On-line Size Already Large
Because of these factors, the size of regular on-line readers in the security industry is already quite large. I estimate (conservatively) 50,000 - 100,000 people worldwide regularly use security industry websites. Even just for video surveillance, the number is at least 10,000 but probably more.
My estimate is far lower than statistics self-reported by many websites (which would indicate a total of 500,000 to 1 million people). A lot of people simply go to a site once in a while because of a search result or a link from a social media site. Those are not regular readers. Regular readers would be expected to visit sites frequently.
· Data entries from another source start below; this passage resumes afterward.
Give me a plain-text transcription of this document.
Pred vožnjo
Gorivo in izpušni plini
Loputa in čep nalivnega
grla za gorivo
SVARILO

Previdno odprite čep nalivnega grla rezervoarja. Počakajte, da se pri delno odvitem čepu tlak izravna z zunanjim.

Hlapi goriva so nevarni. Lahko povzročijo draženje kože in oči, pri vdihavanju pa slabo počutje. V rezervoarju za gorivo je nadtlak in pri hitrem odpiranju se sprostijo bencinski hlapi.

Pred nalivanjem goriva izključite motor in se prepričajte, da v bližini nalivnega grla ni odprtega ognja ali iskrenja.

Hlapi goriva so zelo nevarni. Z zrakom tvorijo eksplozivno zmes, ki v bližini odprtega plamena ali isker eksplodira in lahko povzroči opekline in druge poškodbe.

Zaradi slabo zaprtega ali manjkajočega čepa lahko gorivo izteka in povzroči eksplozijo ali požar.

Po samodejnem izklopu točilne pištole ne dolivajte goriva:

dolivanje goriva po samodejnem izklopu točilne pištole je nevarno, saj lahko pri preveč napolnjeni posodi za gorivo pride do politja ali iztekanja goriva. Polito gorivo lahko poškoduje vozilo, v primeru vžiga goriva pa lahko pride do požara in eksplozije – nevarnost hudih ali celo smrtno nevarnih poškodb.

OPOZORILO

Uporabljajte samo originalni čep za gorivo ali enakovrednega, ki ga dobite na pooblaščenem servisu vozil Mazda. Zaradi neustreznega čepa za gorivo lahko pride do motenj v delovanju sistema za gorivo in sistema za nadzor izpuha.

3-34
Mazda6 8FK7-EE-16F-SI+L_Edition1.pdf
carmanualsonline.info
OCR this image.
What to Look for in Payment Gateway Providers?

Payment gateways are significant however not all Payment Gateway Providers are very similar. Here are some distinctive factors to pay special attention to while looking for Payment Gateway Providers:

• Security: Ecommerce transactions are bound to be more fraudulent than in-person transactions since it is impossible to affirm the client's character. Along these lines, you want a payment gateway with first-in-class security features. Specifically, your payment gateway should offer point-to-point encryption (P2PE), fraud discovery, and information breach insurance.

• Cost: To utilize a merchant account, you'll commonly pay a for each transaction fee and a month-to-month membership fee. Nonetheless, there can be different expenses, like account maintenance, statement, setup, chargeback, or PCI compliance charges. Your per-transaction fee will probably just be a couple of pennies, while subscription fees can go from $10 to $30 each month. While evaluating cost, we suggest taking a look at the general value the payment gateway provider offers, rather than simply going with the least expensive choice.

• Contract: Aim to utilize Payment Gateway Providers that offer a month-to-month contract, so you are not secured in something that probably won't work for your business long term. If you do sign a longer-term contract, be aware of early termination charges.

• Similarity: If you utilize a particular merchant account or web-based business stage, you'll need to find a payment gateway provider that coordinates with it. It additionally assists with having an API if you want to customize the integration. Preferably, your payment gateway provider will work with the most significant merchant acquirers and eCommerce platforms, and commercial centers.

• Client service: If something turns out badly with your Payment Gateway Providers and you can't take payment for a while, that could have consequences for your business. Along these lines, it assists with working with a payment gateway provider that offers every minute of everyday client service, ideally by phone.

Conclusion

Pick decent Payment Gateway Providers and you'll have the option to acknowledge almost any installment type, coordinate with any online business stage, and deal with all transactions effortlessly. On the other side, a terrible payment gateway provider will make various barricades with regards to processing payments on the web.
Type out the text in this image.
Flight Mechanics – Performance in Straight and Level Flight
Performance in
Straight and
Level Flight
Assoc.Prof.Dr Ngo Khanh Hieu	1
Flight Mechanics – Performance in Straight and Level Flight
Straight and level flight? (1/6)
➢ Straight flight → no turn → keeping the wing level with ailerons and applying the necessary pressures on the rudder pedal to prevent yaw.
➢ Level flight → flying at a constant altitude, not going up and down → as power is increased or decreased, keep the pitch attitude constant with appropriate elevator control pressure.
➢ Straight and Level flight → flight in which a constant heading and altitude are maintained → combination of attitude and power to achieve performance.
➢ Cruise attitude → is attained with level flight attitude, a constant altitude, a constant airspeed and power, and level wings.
From my own statistics, approximately 5,000 people visited this site 3 or more times last month; 500 of those visited 10 or more times. That's just 1 site that launched 18 months ago. With over a dozen major security sites worldwide, many over 5 years old, the number of regular readers is clearly in the tens of thousands - already equal or larger to show attendance which tends to be 10,000 to 20,000 per show.
In 2005, few people regularly used on-line security industry news sites. In the last 4 years, use has grown dramatically. A number of the established security sites grew 100% of more in the last year.
However, a number of major barriers exist to the growth of on-line resources:
- The security industry has a lot of late-adopters. Many will take years to change habits and some will only change by new people replacing retiring veterans.
- The manufacturers still spend very heavily on trade shows and magazines. Until they change their spending habits, the tens of millions they collectively spend will bolster the traditional approaches.
- Most of the websites are secondary properties of trade magazines and shows. They tend to be unprofitable on their own, dependent on funding from the traditional resources. If spending on magazines and shows continues to fall, this could constrain spending in developing websites.
- Of course, shows offers personal interaction that provides richer communication for learning, deal making and building relationships. The web can marginalize the informational value of shows but the interpersonal ones.